Ludwig von Mises | Foto: Wikimedia Commons

O escambo, que os homens praticam desde os primórdios da civilização, conta com sérias limitações. Um problema crucial é a necessidade de um desejo mútuo coincidente, ou seja, os dois agentes envolvidos na troca precisam concordar exatamente com o que recebem em relação ao que oferecem. Outro problema é o das indivisibilidades, isto é, uma troca teria de ter a mesma magnitude de valor. Basta pensar na situação de alguém querendo trocar uma casa por vários produtos distintos, para mostrar a impraticabilidade desse método. Eis quando surge o dinheiro.

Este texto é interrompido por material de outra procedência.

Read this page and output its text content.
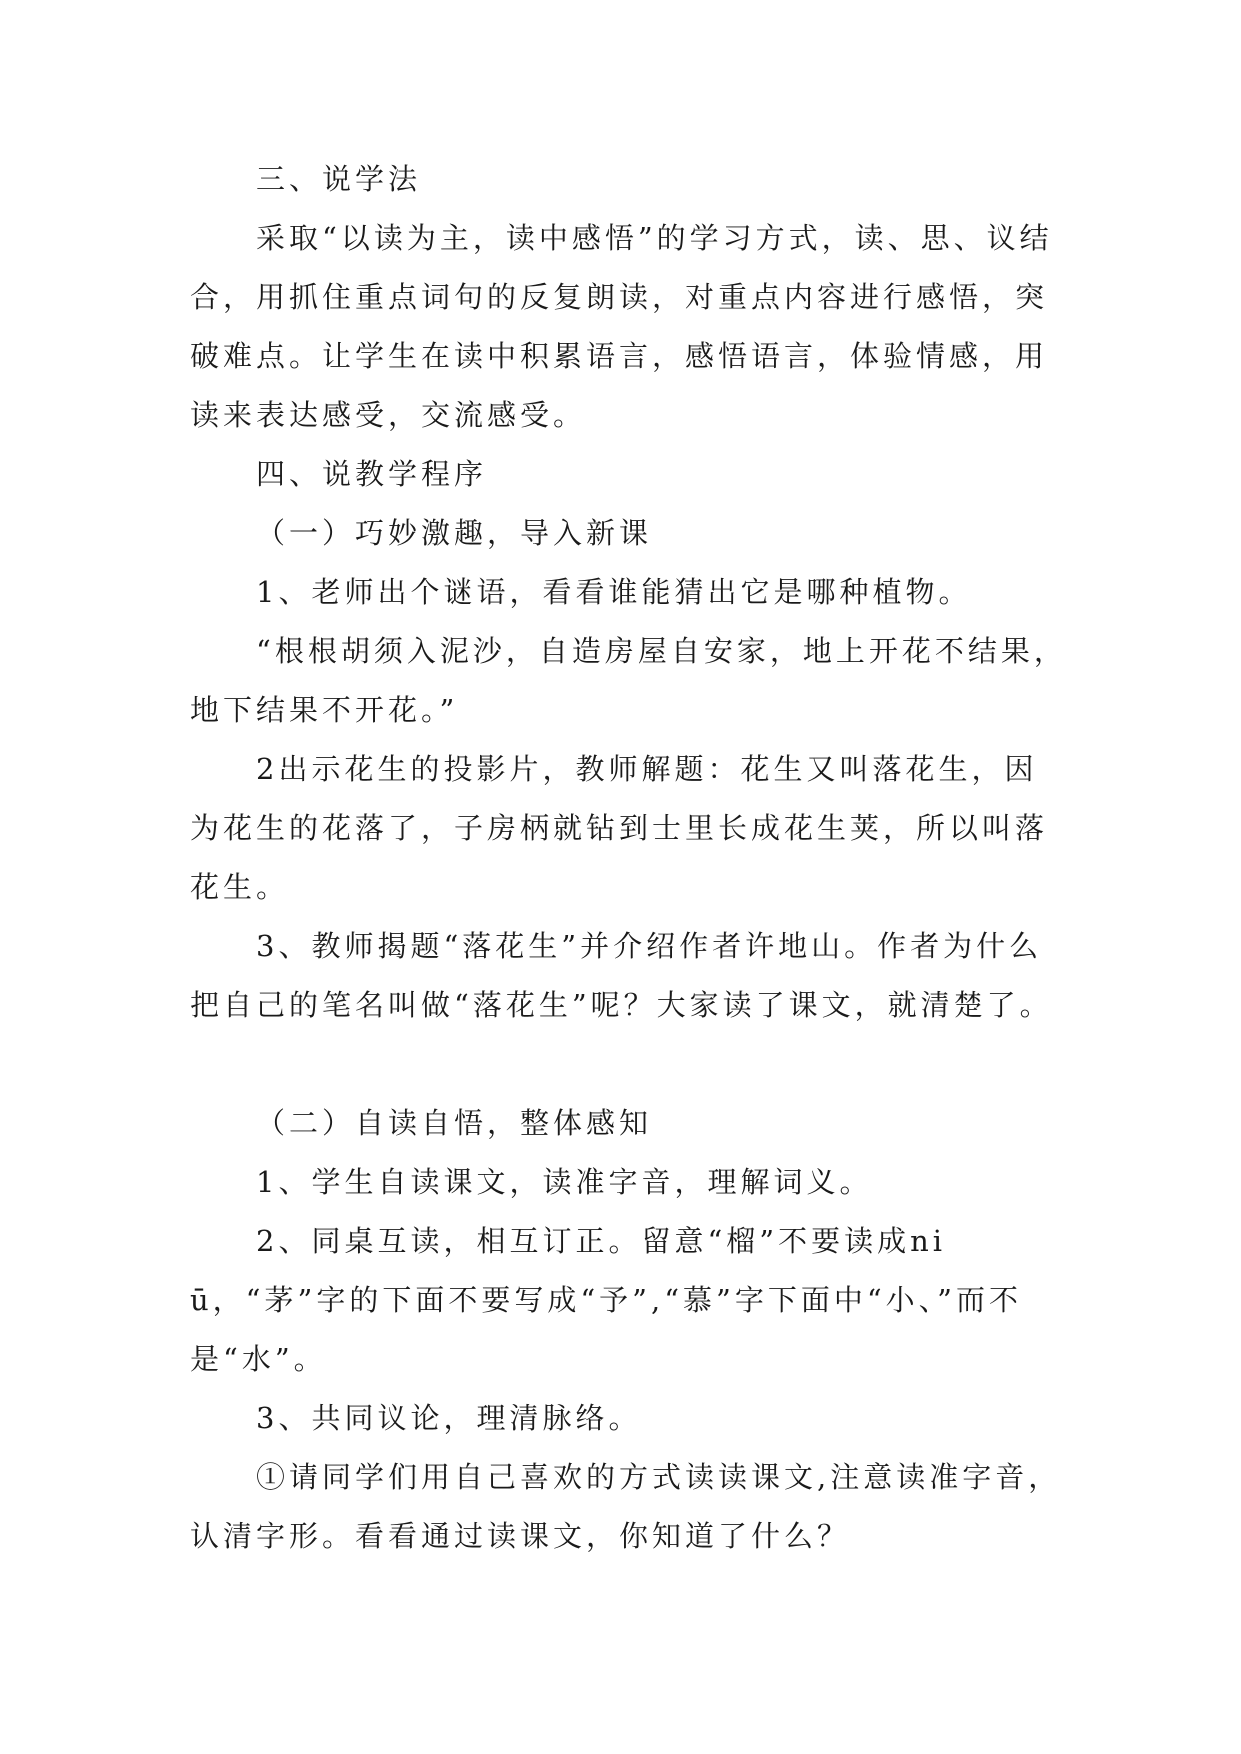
三、说学法

采取“以读为主，读中感悟”的学习方式，读、思、议结合，用抓住重点词句的反复朗读，对重点内容进行感悟，突破难点。让学生在读中积累语言，感悟语言，体验情感，用读来表达感受，交流感受。

四、说教学程序

（一）巧妙激趣，导入新课

1、老师出个谜语，看看谁能猜出它是哪种植物。

“根根胡须入泥沙，自造房屋自安家，地上开花不结果，地下结果不开花。”

2出示花生的投影片，教师解题：花生又叫落花生，因为花生的花落了，子房柄就钻到士里长成花生荚，所以叫落花生。

3、教师揭题“落花生”并介绍作者许地山。作者为什么把自己的笔名叫做“落花生”呢？大家读了课文，就清楚了。

（二）自读自悟，整体感知

1、学生自读课文，读准字音，理解词义。

2、同桌互读，相互订正。留意“榴”不要读成niū，“茅”字的下面不要写成“予”,“慕”字下面中“小、”而不是“水”。

3、共同议论，理清脉络。

①请同学们用自己喜欢的方式读读课文,注意读准字音，认清字形。看看通过读课文，你知道了什么？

Em The Mystery of Banking, o economista Murray Rothbard explica melhor a origem do dinheiro e os riscos inflacionários provenientes do papel-moeda. Justamente por conta dessas barreiras do escambo, que atende não mais que as demandas de uma vila primitiva, o próprio mercado criou gradualmente um meio de troca mais eficiente. Foi ficando claro para os comerciantes que o uso de uma commodity amplamente aceita como meio de troca fazia muito sentido. Em vez de um produtor de calçados ter de encontrar um vendedor de carne disposto a trocar exatamente carne por calçado, bastava ele vender no mercado seus produtos em troca dessa commodity, e depois usá-la para comprar os bens que desejava.

Murray Rothbard | Foto: Wikimedia Commons

Para atender a esta função, a commodity deveria ser demandada por seu valor intrínseco, ser divisível, portável e durável, além de apresentar um elevado valor por unidade. Durante a história, diversas commodities serviram como moeda, mas invariavelmente o ouro e a prata foram os escolhidos quando possível. Com o tempo, surgiu a demanda por certo padrão homogêneo de commodity usada como moeda. Os reis estampavam seus rostos nas moedas de ouro, garantindo sua qualidade e peso, e em troca cobravam a “senhoriagem”.

Durante a Revolução Americana, para financiar o esforço de guerra, o governo central emitiu vasta quantidade de papel-moeda, os “Continentals”

Automaticamente surgiu o risco de o próprio governo alterar o peso das moedas e embolsar a diferença. Era o começo do “imposto inflacionário”, ou a desvalorização da moeda. Esta prática foi bastante facilitada com a introdução do papel como moeda, servindo no início como um certificado garantindo o peso do ouro. É importante notar que praticamente todas as moedas mais importantes, como o dólar, a libra, o marco ou o franco, começaram simplesmente como nomes para diferentes unidades de peso do ouro ou da prata.

Moedas antigas do Império Romano | Foto: Shutterstock

Naturalmente, o risco de falsificar a moeda sempre existiu, e por isso mesmo surgiu a demanda por padrões e selos de governos ou bancos. A falsificação de moeda é uma fraude, que enriquece o fraudador em detrimento do restante dos usuários da moeda. Os primeiros a receberem o dinheiro falsificado se beneficiam à custa dos últimos. O governo tem como função justamente evitar tal fraude, punindo com prisão os criminosos. O grande problema é quando o próprio governo adere à prática de “falsificação”, com o respaldo da lei. A invenção do papel-moeda foi um convite tentador para os governos embarcarem nessa nefasta prática inflacionária.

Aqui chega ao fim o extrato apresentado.